Anderson hat nun ein Team von Wissenschaftlern geleitet, das genau dies mit dem Projekt VELOcities of CEpheids (VELOCE) erreicht hat, einer großen Zusammenarbeit, die über 12 Jahre hinweg zwischen 2010 und 2022 mehr als 18.000 hochpräzise Messungen von 258 Radialgeschwindigkeiten von Cepheiden mithilfe fortschrittlicher Spektrographen durchgeführt hat. Ihre Forschung ist veröffentlicht im Journal Astronomie & Astrophysik.

„Dieser Datensatz wird als Anker dienen, um Cepheiden-Beobachtungen von verschiedenen Teleskopen über einen bestimmten Zeitraum hinweg miteinander zu verknüpfen und hoffentlich die Gemeinschaft zu weiteren Studien anregen“, sagt Anderson.

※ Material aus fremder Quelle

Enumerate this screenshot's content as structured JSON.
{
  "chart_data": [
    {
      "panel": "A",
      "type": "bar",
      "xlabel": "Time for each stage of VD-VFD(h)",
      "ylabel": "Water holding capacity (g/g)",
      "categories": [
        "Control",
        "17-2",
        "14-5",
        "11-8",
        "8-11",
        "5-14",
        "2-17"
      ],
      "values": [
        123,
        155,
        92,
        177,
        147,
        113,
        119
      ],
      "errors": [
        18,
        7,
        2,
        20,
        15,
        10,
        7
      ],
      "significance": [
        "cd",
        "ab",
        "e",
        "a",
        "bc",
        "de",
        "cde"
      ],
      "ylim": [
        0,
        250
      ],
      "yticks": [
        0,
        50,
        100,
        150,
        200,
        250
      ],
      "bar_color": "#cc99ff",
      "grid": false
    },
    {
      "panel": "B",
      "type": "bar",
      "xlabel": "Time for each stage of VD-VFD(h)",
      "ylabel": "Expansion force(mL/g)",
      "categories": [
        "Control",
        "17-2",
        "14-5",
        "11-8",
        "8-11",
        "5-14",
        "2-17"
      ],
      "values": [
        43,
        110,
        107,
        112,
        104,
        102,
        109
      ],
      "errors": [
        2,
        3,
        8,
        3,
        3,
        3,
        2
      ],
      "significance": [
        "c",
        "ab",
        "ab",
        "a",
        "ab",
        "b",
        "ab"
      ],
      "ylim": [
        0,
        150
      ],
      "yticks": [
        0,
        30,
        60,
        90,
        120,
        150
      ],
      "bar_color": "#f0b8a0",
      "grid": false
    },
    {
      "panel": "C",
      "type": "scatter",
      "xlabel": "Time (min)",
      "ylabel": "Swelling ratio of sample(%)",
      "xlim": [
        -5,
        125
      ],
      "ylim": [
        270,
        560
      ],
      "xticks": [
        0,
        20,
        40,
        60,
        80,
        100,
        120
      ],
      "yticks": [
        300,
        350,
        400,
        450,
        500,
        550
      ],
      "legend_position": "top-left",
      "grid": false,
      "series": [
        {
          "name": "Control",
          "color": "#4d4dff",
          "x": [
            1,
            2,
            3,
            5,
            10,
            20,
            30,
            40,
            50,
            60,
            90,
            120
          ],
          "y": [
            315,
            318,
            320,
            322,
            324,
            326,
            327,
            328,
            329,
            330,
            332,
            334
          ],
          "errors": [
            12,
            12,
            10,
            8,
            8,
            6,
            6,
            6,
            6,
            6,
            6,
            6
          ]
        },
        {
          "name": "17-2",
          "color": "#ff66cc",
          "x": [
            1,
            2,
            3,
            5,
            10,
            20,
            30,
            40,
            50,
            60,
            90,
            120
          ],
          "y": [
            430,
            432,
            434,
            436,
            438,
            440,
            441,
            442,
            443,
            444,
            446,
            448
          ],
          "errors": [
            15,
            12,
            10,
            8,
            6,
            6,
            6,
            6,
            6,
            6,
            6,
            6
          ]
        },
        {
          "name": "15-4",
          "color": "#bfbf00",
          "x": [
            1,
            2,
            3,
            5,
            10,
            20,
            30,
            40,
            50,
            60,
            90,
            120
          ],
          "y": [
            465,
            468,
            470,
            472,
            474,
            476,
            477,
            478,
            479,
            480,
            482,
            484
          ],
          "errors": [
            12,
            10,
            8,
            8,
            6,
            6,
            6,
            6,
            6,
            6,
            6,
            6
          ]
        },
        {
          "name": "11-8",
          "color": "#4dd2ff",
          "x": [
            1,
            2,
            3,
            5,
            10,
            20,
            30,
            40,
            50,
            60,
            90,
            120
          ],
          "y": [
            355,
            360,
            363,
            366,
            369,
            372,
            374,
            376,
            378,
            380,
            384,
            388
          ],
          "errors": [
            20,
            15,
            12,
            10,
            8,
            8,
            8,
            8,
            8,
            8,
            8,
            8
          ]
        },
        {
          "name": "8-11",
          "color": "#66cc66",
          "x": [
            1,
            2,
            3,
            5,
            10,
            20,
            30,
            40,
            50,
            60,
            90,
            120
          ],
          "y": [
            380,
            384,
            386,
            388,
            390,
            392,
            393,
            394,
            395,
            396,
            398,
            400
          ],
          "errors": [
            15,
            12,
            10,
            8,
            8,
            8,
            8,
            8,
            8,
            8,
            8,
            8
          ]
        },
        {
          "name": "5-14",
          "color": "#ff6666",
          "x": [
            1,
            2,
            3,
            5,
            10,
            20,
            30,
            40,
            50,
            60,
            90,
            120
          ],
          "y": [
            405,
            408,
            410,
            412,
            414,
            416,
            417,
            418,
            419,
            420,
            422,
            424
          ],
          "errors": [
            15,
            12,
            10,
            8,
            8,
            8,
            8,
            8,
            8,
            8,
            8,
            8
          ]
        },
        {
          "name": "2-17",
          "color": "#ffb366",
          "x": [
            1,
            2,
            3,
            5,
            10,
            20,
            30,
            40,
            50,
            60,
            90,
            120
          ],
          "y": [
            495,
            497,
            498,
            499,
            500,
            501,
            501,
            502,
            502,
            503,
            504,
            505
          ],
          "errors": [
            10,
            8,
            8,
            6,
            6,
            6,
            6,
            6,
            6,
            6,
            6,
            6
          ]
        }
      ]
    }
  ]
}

VELOCE ist das Ergebnis einer Zusammenarbeit zwischen der EPFL, der Universität Genf und der KU Leuven. Es basiert auf Beobachtungen des Schweizer Euler-Teleskops in Chile und des flämischen Mercator-Teleskops auf La Palma. Anderson begann das VELOCE-Projekt während seiner Doktorarbeit an der Universität Genf, setzte es als Postdoc in den USA und Deutschland fort und hat es nun an der EPFL abgeschlossen. Andersons Doktorand Giordano Viviani war maßgeblich daran beteiligt, die Veröffentlichung der VELOCE-Daten zu ermöglichen.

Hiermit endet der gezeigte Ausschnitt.